Phoenix MI is the 5th US Market Research Firm to achieve this certification!
ISO 27001 establishes information controls to manage people, processes and technology. The standard covers the technological aspects of security, as well as corporate and physical security, and enforces regular risk assessments to help companies identify and treat security threats. ISO 27001 is accepted worldwide as an assurance that proper and continual measures have been taken to protect valuable company data.

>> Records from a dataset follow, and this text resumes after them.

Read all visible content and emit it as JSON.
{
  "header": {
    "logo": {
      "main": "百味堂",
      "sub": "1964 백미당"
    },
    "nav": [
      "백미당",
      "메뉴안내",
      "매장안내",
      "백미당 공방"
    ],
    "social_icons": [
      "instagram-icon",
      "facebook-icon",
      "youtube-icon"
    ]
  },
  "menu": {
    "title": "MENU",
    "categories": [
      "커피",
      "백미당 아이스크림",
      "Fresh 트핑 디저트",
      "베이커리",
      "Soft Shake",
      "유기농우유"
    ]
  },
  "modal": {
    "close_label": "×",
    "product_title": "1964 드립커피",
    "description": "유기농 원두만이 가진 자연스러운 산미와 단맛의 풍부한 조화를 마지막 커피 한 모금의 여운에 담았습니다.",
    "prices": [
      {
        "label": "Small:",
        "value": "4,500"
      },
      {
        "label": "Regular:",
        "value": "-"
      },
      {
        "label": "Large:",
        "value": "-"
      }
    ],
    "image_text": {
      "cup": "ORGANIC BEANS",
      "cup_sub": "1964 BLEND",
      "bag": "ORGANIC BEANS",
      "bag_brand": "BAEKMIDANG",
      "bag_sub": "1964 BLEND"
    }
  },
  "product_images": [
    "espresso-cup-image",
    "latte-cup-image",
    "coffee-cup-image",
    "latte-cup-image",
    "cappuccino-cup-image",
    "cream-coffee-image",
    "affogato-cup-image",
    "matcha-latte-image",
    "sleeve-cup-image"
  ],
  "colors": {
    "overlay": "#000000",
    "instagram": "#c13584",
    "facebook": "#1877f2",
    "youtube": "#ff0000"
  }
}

To achieve ISO certification, Phoenix MI engaged in an in-depth risk assessment, a comprehensive review of all information security policies and procedures, and internal audits. As a further step in the validation, the company’s information security management system was assessed by a third-party auditor who thoroughly reviewed Phoenix MI’s documentation, practices, and controls.
ABOUT ISO 27001
ISO 27001 provides requirements for establishing, implementing, maintaining and continually improving an information security management system. The information security management system preserves the confidentiality, integrity and availability of information by applying a risk management process and gives confidence to interested parties that risks are adequately managed. It is important that the information security management system is integrated with the organization’s processes and overall management structure and that information security is considered in the design of processes, information systems, and controls. It is expected that an information security management system implementation will be scaled in accordance with the needs of the organization. This International Standard can be used by internal and external parties to assess the organization’s ability to meet information security requirements. ISO 27001 can be mapped to other information security schemes such as Hitrust, NIST and Soc2. Compliance with the standard also enables a company to meet global security laws, such as the NIS Directive and the GDPR.

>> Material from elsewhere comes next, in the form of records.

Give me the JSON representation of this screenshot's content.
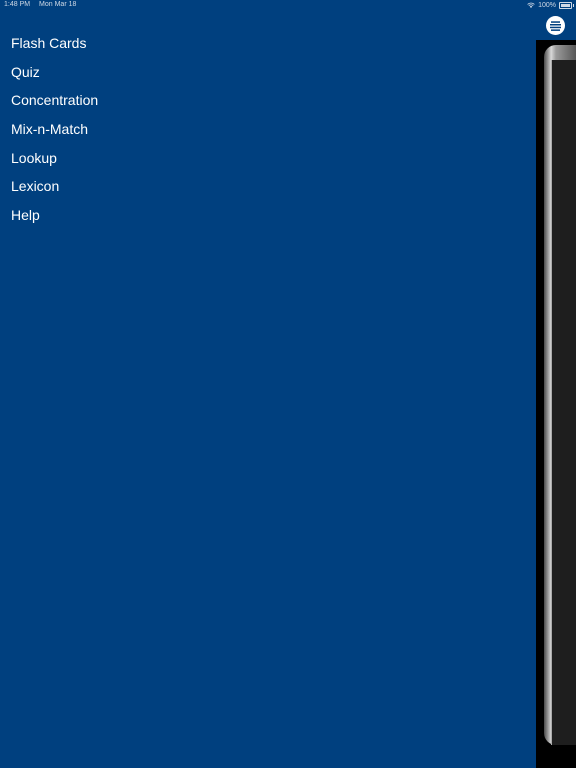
{
  "status_bar": {
    "time": "1:48 PM",
    "date": "Mon Mar 18",
    "battery": "100%"
  },
  "menu": {
    "items": [
      {
        "label": "Flash Cards"
      },
      {
        "label": "Quiz"
      },
      {
        "label": "Concentration"
      },
      {
        "label": "Mix-n-Match"
      },
      {
        "label": "Lookup"
      },
      {
        "label": "Lexicon"
      },
      {
        "label": "Help"
      }
    ]
  },
  "icons": {
    "menu_toggle": "hamburger-menu-icon",
    "wifi": "wifi-icon",
    "battery": "battery-icon"
  },
  "colors": {
    "drawer_background": "#00407f",
    "text": "#ffffff",
    "content_background": "#000000"
  }
}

A subsidiary of the Insights Association, CIRQ was established to provide assessment and certification services to market research firms seeking certification to ISO 20252, ISO 26362 and ISO 27001. CIRQ, a non-profit entity, is committed to providing timely, thorough, and impartial assessments of its customers’ quality management systems or information security management systems in order to make a determination regarding certification to corresponding standards. All CIRQ auditors for ISO 20252 and 26362 have extensive experience in the market research industry. All ISO 27001 auditors are certified lead auditors and have comprehensive information security credentials. CIRQ has been established in compliance with all ISO requirements for certification bodies that provide auditing and certification services. In order to conform to its mandate of objective and impartial audits to these ISO standards, CIRQ attests to ISO/IEC 17065 Standard for Conformity assessment Requirements for bodies certifying products, processes and services conducted by external authorities on ISO-certification bodies.